One of China’s hackers, “UglyGorilla” is on the FBI’s Wanted list.

Who then are Việt Nam’s hackers, the ones trying to hack China back? Kozy says primarily law enforcement entities. He says, “These were cops by day and kind of vigilante, nationalistic, Vietnamese hackers by night.”

It’s clear the Vietnamese government can’t just rely on its own patriotic hackers - there aren’t nearly enough to match Beijing’s army. In the face of these mounting digital threats, Hà Nội is responding to China with rudimentary, one-click solutions.

A security researcher, who wants to remain anonymous due to ongoing business, provides Loa with insight into Hà Noi’s game plan. We’ll call him Khoa. He’s a vendor of enterprise-level defensive and offensive security products, and has been approached by Vietnamese government officials interested in purchasing his wares.

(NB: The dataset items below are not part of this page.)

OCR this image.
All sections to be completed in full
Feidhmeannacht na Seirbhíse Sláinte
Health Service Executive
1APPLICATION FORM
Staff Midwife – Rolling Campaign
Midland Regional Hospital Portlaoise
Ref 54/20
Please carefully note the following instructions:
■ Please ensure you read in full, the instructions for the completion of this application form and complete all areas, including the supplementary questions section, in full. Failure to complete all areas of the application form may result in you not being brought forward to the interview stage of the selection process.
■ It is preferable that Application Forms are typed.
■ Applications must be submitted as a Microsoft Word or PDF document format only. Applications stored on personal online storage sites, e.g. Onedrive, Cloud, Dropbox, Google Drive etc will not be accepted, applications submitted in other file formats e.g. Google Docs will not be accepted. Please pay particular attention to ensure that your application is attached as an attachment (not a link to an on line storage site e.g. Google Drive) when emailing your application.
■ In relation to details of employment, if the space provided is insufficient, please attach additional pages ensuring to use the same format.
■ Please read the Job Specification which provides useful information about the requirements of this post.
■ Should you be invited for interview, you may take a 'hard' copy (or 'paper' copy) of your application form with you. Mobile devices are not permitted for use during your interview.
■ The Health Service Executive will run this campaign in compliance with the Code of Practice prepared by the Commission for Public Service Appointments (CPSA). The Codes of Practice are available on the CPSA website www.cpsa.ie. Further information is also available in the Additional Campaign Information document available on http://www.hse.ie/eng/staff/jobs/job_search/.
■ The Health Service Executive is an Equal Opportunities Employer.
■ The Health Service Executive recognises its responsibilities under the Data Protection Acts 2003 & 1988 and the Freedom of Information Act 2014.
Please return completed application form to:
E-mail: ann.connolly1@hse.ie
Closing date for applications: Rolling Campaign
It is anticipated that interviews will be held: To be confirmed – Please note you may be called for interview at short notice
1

Khoa says, “They’re basically just trying to throw money at the problem without actually thinking about the problem. So they want the easiest solution which is to purchase these products without actually understanding how they work and unfortunately, their personnel are also not trained to use these products. So they basically want one-click solutions, which is not very viable in this environment.”

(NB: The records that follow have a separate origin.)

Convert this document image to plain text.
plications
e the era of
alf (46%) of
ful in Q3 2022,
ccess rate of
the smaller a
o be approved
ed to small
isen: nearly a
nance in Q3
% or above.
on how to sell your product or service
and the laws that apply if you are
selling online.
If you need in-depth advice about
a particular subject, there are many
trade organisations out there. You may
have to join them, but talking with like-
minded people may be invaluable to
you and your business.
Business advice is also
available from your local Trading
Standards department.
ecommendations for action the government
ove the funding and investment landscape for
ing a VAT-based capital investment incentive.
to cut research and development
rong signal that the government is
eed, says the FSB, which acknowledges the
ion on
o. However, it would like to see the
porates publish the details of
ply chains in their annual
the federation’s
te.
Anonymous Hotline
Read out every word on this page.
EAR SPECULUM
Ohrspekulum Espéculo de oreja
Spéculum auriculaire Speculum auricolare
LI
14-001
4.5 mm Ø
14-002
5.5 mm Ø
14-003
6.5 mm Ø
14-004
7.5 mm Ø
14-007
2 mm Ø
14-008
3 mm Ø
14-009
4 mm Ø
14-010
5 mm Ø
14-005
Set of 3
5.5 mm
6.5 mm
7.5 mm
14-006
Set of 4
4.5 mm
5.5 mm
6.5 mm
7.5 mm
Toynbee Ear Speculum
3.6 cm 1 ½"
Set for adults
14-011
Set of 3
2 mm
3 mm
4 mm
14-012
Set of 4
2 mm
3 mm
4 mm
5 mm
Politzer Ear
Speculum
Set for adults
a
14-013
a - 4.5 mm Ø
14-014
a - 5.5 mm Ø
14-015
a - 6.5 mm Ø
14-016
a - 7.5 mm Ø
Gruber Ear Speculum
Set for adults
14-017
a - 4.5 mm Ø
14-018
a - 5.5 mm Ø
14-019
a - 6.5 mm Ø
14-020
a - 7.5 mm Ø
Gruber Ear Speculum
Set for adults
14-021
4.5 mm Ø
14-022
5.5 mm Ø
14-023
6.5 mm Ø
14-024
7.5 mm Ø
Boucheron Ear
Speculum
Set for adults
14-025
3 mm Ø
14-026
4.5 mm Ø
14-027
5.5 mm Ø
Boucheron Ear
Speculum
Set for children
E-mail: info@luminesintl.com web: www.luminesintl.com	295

A cyber war is brewing and Việt Nam is bringing a knife to a gunfight. Khoa says there is an arms race and everyone is losing to China because they’ve had more operational experiences than other nations.

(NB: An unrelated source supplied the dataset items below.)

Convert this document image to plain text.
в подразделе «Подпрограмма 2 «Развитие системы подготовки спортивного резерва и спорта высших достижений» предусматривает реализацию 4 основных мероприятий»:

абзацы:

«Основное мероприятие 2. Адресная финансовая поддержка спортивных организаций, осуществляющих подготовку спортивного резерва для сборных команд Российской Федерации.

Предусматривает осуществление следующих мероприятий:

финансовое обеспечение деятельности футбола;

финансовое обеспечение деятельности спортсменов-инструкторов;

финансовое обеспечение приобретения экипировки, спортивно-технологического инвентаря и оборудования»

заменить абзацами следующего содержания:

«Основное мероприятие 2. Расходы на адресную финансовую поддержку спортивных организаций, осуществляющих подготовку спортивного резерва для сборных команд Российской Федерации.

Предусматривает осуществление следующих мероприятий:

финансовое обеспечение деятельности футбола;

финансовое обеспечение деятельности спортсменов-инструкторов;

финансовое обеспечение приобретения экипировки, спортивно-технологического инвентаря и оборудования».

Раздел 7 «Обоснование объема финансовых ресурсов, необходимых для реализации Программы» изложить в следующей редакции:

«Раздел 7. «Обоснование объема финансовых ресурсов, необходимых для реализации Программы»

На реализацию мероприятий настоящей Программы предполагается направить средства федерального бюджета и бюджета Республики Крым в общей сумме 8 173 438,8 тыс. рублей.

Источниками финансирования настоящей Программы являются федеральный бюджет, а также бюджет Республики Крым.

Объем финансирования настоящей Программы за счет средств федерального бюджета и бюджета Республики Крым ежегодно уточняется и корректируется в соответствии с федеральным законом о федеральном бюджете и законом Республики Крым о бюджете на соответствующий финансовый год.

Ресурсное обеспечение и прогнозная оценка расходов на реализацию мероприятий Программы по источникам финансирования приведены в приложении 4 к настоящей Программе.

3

China does not need to deploy technically sophisticated software against Việt Nam to gather intelligence and disrupt networks. It relies on human error and lack of digital security to do the most harm. For China to target Vietnamese officials with decoy documents, as it did with the Fisheries Protection Department, that’s social engineering at its best.

The best defense, then, can be quite simple. Kozy of Crowdstrike explains what Việt Nam can do in this cyber war is to equip the technologically young country with education on digital security.

It’s a virtual cat and mouse game, where the attackers start off with the advantage.

For Việt Nam to get out from under this rat race, now more than ever, the country needs leaders with a long-term vision for national security, not just at its borders and sea lanes but in the digital space as well.